“All they want is their money,” I said. Count Jack had always resented paying lawyers and accountants, with the result that he had signed disastrous recording contracts and only filed tax returns when the bailiffs were at the door. This entire Martian tour would barely meet his years of outstanding tax, plus interest. “Then they’ll leave you alone.”
“No, they won’t. They won’t ever let me alone. They know Count Jack is a soft touch. They’ll be back, the damnable dunners. Once they’ve got the taste of your blood, they won’t ever let their hooks out of you. Parasites. I am infested with fiscal parasites. Tax, war, and old age. They make everything gross and coarse and pointless.”
Beams of white light flickered along the twilight horizon. I could not tell whether they were from sky to ground or ground to sky. The fleet had gone. The heat rays danced along the edge of the world, flickered out. New beams took their place. Flashes beyond the close horizon threw the hills into momentary relief. I cried out as the edge of the world became a flickering palisade of heat rays. Count Jack was on his feet. The flashes lit his face. Seconds later, the first soft rumble of distant explosions reached us. The Twav deckhands fluttered on their perches. I could make out the lower register of their consternation as a treble shrill. The edge of the world was a carnival of beams and flashes. I saw an arc of fire descend from the sky to terminate in a white flash beneath the horizon. I did not doubt that I had seen a skymaster and all her crew perish, but it was beautiful. The sky blazed with the most glorious fireworks. Count Jack’s eyes were wide with wonder. He threw his hand up to shield his eyes as a huge midair explosion turned the night white. Stark shadows lunged across the deck; the Twav rose up in a clatter of wings.
“Oh, the dear boys, the dear boys,” Count Jack whispered. The sound of the explosion hit us. It rattled the windows on the pilot deck, rattled the bottle and glasses on the table. I felt it shake the core of my being, shake me belly and bowel deep. The beams winked out. The horizon went dark.
We had seen a great and terrible battle, but who had fought, who had won, who had lost, whether there had been winners or losers, what its goals had been—we knew none of these. We had witnessed something terrible and beautiful and incomprehensible. I lifted the untouched glass of wine and took a sip.
“Good God,” Count Jack said, still standing. “I always thought you didn’t drink. Religious reasons and all that.”
“No, I don’t drink for musical reasons. It makes my joints hurt.”
I drank the wine. It might have been vinegar, it might have been the finest wine available to humanity, I did not know. I drained the glass.
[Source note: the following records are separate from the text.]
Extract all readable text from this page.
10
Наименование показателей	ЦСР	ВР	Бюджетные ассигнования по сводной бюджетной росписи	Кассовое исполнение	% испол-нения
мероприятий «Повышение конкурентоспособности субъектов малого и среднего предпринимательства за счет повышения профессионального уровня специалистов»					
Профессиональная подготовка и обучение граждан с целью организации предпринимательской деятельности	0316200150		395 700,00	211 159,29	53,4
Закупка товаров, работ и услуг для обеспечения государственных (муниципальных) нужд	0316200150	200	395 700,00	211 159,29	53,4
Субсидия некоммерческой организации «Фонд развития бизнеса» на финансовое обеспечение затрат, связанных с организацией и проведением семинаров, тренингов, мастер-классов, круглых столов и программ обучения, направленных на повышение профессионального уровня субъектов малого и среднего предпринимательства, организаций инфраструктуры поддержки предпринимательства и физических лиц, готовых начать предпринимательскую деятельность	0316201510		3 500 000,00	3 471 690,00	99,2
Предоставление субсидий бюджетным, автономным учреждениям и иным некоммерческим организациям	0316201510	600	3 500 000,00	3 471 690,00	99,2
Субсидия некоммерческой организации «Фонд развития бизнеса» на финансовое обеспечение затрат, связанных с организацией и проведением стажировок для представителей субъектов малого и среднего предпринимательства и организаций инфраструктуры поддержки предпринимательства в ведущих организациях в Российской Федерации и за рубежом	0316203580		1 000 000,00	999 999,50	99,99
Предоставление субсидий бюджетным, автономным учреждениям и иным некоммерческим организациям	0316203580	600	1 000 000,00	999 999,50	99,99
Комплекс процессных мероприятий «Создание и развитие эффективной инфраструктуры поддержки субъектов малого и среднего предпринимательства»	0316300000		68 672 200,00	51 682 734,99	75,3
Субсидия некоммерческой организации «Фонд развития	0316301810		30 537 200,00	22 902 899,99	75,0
“Dear boy.” Count Jack poured me another, one for himself, and together we watched the edge of the world glow with distant fires.
We played Camp Avenger on a stage rigged on empty beer barrels to a half-full audience that dwindled over the course of the concert to just six rows. A Brigadier who had been drinking steadily all through the concert tried to get his troopers up on stage to dance to the Medley of Ould Irish Songs. They sensibly declined. He tripped over his own feet trying to inveigle Count Jack to dance to “Walls of Limerick” with him and went straight off the stage. He split his head open on the rim of a beer keg.
At Syrtia Regional Command, the audience was less ambiguous. We were bottled off. The first one came looping in even as Count Jack came on, arms spread wide, to his theme song, “I’ll Take You Home Again, Kathleen.” He stuck it through “Blaze Away,”
“I’ve had worse in Glasgow Empire,” he said. His voice was stiff with pride. I never admired him as much. “Can you do something with these, dear boy?” He held out the wet, reeking dress suit. “And run me a bath.”
We took the money, in full and in cash, and went on, ever up the ever-branching labyrinth of canals, ever closer to the battlefront.